Green banana flour supplementation improves obesity-associated systemic inflammation and regulates gut microbiota profile in high-fat diet-fed mice
2021
This study evaluated the effect of green banana flour (GBF) consumption on obesity-related conditions in mice fed high-fat diets. GBF was prepared using stage 1 green banana pulp, which was dehydrated and milled. Mice were fed a control diet (n=20; 10% of energy from lipids) or a high-fat diet (n=20; 50% of energy from lipids). After 10 weeks, mice were divided into four groups based on feed: standard chow (n=10, "SC"), standard with 15% GBF (n=10, "SB"), high-fat diet (n=10, "HF") and high-fat diet with 15% GBF (n=10, "HFB") for 4 weeks. HFB exhibited lower gains in body weight (-21%; p<0.01) and in all fat pads (p<0.01) compared with the HF group.
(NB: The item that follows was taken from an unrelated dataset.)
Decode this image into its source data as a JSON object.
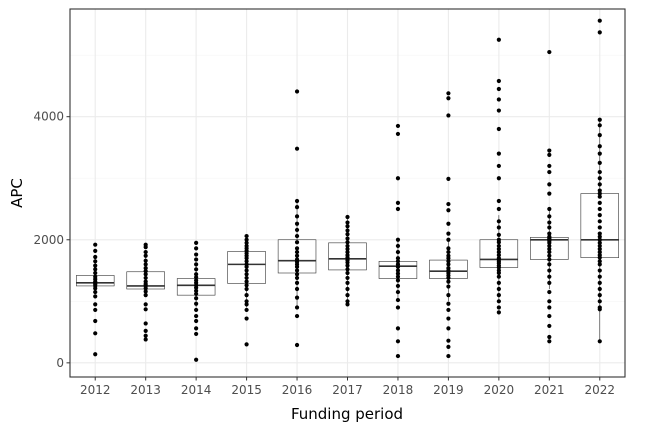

SC, SB, and HFB showed smaller retroperitoneal white adipose tissue diameters (p<0.001). SB and HFB-treated mice showed lower levels of leptin, IL-6, and TNF-α compared with the SC and HF groups (p<0.01). In the GBF-fed groups, there was a reduction in the abundance of Firmicutes (SB: -22%; HFB: -23%) and an increase in Bacteroidetes (SB: +25%; HFB: +29%) compared to their counterparts. We demonstrated that GBF consumption attenuated inflammation and improved metabolic status, adipose tissue remodeling, and the gut microbiota profile of obese mice. Novelty • Green banana flour (GBF) consumption, rich in resistant starch, regulates body weight in mice fed high-fat diets • GBF consumption improves fat pad distribution in mice fed high-fat diets • GBF improves obesity-associated systemic inflammation and regulates gut microbiota profile in mice fed high-fat diets.